Исследование: разовые SMS-ссылки годами хранят персональные данные пользователей

Эксперты в области кибербезопасности обнаружили критическую уязвимость в системе использования одноразовых SMS-ссылок для аутентификации. Согласно исследованию, такие ссылки, считающиеся безопасными и временными, на деле могут оставаться активными годами, создавая долговременную угрозу конфиденциальности личной информации.

В ходе масштабного анализа 33 миллионов сообщений специалисты идентифицировали более 700 рабочих ссылок, распределенных между 177 различными онлайн-сервисами. Через эти незакрытые каналы злоумышленники потенциально могут получить доступ к широкому спектру конфиденциальных сведений: полным именам, контактным телефонам, физическим адресам, датам рождения, а в некоторых случаях — даже к банковским реквизитам. Тревожным фактом стало то, что значительная часть ссылок продолжала функционировать свыше двух лет, при этом для доступа к данным не требовалось повторной верификации личности.

Исследование также выявило серьезные недоработки в технической реализации защиты. Оказалось, что 73% проанализированных сервисов использовали предсказуемые или ненадежные токены в генерации ссылок. В результате подбор действующего токена и получение несанкционированного доступа к информации в ряде случаев занимал менее десяти попыток.

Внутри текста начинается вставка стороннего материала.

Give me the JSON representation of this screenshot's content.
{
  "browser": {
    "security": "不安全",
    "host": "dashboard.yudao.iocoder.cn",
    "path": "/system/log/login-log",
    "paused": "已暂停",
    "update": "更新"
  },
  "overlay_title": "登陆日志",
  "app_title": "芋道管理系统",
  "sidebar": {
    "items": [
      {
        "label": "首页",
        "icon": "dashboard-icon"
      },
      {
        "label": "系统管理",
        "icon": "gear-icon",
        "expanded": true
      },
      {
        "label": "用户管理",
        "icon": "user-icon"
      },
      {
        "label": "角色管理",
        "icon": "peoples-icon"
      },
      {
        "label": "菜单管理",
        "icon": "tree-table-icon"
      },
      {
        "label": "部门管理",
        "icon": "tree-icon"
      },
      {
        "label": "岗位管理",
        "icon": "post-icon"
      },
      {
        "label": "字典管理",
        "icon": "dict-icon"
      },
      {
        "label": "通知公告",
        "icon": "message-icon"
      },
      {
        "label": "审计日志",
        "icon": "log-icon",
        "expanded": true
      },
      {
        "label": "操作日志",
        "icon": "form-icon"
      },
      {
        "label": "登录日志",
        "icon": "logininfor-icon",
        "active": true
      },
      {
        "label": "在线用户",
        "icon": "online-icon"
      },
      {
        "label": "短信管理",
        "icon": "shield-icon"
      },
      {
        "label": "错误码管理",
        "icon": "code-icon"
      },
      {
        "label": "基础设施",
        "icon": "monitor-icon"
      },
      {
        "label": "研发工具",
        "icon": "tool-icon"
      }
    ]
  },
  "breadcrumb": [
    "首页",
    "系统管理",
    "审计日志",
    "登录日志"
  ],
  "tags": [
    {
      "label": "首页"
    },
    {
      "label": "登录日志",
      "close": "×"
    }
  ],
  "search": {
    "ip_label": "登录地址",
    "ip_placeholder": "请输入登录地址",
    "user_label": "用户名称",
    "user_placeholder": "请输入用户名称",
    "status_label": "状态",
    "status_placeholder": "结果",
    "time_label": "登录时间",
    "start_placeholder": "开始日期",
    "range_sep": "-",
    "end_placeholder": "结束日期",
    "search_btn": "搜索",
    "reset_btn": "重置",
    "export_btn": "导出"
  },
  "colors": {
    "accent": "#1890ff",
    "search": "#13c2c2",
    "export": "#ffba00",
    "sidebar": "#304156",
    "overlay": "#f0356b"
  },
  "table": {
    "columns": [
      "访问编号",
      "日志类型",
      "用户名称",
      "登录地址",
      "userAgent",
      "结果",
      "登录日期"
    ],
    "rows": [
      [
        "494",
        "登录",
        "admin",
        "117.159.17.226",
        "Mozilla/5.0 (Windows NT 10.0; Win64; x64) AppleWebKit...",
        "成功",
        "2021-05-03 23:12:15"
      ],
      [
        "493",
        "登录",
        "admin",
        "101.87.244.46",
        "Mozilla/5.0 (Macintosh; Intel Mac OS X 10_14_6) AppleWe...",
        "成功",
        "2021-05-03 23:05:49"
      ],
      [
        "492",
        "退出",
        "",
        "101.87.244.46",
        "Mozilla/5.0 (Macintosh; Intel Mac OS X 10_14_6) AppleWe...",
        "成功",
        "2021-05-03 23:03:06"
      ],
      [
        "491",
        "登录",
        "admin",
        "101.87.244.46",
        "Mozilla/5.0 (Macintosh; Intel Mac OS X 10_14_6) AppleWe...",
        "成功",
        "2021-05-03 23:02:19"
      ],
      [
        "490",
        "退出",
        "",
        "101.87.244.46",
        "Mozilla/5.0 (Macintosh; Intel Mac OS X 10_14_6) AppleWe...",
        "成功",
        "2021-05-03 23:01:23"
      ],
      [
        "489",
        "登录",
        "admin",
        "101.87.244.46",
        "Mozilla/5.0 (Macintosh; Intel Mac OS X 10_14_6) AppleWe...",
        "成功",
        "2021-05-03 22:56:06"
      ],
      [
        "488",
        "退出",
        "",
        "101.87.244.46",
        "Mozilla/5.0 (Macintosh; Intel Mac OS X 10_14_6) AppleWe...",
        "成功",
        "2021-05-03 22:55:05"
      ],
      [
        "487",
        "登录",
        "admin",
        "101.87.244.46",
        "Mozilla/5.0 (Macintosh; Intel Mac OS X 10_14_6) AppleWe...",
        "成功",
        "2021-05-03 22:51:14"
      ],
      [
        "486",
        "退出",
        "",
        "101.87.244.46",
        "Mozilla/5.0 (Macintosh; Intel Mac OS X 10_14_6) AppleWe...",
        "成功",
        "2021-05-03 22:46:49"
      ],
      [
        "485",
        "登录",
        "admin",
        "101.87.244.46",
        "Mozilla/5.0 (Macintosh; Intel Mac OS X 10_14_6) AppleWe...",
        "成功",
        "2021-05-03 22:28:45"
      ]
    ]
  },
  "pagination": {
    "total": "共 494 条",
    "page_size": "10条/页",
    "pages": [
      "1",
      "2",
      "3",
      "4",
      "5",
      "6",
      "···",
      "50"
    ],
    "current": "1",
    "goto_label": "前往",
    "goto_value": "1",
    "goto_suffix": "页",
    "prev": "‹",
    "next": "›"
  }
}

Несмотря на то, что ответственные исследователи заранее уведомили выявленные компании об опасных уязвимостях, большинство из них не предприняло корректирующих действий и не усилило защиту своих систем.

Эксперты пришли к выводу, что сложившаяся практика безоговорочного доверия к SMS-ссылкам как к безопасному методу аутентификации является ошибочной. Зачастую разработчики и сервисы жертвуют надежностью защиты персональных данных в пользу удобства и скорости пользовательского опыта, что создает системные риски для миллионов людей.